Why did people want to get into the middle of other people's lives anyway? Did they want people telling them how to live their lives? I thought it would be way better when we left each other alone.

When folks attended to their own business, they didn't have so much time to mess with other people. That made sense to me. Vietnam didn't. What was so different about them that they couldn't take care of their own business? Maybe they didn't want to fight. No amount of training would change that.

I didn't want to fight. I wasn't mad at anyone. I wasn't mad.

Why not let people solve their own problems? Didn't they let us solve ours? People in other countries can figure out what is best for them. It was 1965 after all. We were allowed to figure out what was best for us and no one came to America to show us how to think.


I lived at Ivan's the summer I was fifteen. We swam, fished, and explored the river, the gulf, and our beach. I felt like Huck Finn to his Tom Sawyer each time we made a new discovery. We were beach boys and beachcombers.

Then there was our work on the Vilnius Two. Once a way for Ivan to spend more time with his father, we were now deckhands. Our labor went a long way to taking some of the weight off Mr. Aleksa's shoulders. He was having a very good year, and he credited Ivan and me for much of his success.

Telling me this would have had me doubting him about my value, but when he told my father, and I heard about it at the dinner table, it was the kind of credit that made me feel comfortable with the work.

I'd never been darker or happier than I was that summer.

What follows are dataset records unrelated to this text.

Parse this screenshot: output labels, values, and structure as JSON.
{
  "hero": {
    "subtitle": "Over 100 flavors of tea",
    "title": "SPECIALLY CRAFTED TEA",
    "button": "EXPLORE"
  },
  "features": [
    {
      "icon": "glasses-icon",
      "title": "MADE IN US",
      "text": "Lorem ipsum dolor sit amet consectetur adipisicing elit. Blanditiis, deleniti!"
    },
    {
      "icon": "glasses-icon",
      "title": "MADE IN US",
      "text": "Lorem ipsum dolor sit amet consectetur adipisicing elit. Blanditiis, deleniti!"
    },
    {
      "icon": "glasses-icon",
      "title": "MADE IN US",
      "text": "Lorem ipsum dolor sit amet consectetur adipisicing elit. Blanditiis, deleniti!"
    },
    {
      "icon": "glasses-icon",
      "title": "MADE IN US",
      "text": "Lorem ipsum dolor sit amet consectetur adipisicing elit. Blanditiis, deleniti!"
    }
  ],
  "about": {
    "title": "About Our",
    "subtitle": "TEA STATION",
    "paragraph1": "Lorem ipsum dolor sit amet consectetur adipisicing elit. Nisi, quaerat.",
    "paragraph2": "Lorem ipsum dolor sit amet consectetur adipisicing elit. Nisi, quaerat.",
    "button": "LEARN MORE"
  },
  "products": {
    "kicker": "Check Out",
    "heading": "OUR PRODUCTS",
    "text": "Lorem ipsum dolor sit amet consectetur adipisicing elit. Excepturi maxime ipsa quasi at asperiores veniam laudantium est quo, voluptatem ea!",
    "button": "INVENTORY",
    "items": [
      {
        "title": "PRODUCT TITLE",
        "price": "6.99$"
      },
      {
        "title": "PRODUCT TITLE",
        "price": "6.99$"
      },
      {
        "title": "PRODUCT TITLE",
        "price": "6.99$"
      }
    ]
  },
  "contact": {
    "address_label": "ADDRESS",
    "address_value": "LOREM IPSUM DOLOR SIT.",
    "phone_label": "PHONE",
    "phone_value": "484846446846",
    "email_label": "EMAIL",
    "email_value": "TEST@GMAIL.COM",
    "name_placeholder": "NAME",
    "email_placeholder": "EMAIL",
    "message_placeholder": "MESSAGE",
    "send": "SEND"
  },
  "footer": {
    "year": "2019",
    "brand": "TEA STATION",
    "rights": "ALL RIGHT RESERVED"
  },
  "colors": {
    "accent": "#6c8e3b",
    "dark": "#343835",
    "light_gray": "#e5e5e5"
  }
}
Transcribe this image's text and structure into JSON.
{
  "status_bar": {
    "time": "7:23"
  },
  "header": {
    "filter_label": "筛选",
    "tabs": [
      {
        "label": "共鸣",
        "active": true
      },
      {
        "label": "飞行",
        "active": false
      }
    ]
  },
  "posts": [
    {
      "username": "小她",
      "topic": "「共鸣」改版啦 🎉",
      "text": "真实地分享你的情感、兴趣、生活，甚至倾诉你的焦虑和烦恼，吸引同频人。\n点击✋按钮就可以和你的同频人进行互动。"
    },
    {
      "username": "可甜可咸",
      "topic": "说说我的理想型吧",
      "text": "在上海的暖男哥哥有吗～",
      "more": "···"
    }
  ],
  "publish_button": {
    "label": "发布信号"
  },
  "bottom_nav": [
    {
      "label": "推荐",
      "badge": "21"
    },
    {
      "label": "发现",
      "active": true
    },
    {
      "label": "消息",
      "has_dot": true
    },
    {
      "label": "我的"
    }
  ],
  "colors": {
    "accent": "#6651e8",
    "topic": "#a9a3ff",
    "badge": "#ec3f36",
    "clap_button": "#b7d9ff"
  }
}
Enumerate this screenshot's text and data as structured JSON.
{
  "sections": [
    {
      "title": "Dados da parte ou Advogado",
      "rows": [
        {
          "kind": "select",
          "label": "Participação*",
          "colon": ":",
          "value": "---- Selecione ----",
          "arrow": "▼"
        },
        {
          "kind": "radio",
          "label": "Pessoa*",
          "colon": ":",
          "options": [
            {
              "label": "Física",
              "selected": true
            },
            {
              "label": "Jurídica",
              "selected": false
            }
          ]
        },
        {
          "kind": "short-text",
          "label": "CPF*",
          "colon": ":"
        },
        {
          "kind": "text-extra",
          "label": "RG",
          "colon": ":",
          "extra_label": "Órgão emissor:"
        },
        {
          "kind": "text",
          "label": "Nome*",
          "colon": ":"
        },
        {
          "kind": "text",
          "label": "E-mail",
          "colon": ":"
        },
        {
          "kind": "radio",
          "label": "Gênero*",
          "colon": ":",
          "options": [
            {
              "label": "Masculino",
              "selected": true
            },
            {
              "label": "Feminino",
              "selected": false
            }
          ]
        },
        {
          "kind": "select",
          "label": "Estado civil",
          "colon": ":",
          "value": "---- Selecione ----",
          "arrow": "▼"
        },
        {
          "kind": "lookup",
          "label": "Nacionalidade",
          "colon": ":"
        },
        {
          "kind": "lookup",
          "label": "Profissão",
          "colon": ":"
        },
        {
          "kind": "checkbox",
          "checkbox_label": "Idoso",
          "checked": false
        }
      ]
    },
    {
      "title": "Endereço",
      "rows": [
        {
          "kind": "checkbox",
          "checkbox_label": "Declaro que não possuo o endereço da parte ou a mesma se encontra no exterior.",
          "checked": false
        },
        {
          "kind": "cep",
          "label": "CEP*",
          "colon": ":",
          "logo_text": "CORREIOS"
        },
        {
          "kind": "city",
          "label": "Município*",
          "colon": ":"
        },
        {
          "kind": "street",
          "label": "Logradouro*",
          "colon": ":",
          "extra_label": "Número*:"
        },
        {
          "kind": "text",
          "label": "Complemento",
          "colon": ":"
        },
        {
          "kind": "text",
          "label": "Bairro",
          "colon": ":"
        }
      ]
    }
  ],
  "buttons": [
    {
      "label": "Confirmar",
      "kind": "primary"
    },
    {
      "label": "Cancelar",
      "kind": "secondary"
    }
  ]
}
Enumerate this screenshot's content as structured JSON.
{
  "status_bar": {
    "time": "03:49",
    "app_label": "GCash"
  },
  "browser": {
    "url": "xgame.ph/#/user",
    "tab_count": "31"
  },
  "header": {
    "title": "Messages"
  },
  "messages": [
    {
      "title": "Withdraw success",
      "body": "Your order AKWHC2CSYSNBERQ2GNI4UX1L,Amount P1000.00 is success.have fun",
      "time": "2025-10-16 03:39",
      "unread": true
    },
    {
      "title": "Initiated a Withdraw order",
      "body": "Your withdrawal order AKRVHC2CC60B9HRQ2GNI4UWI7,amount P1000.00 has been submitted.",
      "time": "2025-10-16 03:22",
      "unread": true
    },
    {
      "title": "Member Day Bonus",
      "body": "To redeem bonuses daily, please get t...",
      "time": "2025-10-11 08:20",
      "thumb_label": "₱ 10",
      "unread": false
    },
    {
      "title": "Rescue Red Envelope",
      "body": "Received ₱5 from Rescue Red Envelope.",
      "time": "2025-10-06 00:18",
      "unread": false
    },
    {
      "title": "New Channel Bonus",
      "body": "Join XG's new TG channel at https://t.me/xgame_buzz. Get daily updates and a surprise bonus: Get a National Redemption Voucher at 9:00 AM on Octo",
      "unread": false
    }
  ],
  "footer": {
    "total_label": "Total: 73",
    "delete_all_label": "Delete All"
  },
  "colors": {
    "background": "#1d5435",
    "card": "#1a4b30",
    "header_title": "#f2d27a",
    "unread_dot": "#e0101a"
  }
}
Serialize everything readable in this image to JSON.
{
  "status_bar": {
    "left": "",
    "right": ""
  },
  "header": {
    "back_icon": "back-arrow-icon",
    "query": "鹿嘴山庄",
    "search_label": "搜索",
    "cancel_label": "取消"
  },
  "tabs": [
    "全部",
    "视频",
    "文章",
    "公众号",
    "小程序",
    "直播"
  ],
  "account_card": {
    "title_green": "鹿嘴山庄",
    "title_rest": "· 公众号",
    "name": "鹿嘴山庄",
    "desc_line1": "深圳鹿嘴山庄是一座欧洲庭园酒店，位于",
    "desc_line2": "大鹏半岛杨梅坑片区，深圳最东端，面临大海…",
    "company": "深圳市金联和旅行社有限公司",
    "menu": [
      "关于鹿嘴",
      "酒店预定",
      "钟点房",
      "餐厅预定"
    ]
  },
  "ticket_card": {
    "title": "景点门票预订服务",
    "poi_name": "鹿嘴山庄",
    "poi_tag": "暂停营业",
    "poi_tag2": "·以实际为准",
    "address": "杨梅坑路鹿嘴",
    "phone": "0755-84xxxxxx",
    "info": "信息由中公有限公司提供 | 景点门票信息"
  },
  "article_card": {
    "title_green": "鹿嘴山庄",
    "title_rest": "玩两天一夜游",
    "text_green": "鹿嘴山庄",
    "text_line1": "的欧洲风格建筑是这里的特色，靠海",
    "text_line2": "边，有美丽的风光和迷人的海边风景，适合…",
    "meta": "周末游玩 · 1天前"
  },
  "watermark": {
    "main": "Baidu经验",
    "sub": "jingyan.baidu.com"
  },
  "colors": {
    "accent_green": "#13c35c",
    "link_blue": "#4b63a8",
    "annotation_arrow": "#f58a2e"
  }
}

This was the summer we began going out once a week with Mr. Aleksa on the Vilnius Two. We went for three days and two nights. It was just enough to enjoy the adventure and not so often that I wasn't looking forward to it.

The gulf fascinated me in a way nothing had before.

This was the summer when I was no longer round to Ivan's tall. I grew four inches by summer's end and I was five nine to Ivan's five eleven. The swimming, hiking, exploring, and work on the Vilnius Two contributed to the changes in me.

Being in constant motion from sunrise, until long after sundown, had Mama asking, as I picked food off whatever dish she was trying to get to the dinner table, "Are you sure you feel okay. You look thin to me, Clayton."

Mama knew how to make me feel good, but I do believe she thought I wasn't getting enough to eat. It seemed to me that I spent all my time eating or in search of food. I couldn't get enough.

My baby fat burned up in the Florida sun and people called me thin.

I was made stronger and more confident as my body matured. I didn't become good at anything besides being Clay, but there was hope. Not that much interested me if it didn't involve Ivan Aleksa, the son of my boss. His being my boss bought me a lot of freedom.

Ivan gained weight and got more handsome each day. We weren't boys any more. We would enter high school in the fall. We were on the final leg of our formal education.

I saw school as a necessary evil to keep my parents and educators happy. Ivan saw it as brainwashing with a few helpful hints tossed in to make you think you were thinking for yourself.

Ivan listened to Dylan a lot? I'm sure Dylan felt the same way Ivan did about school.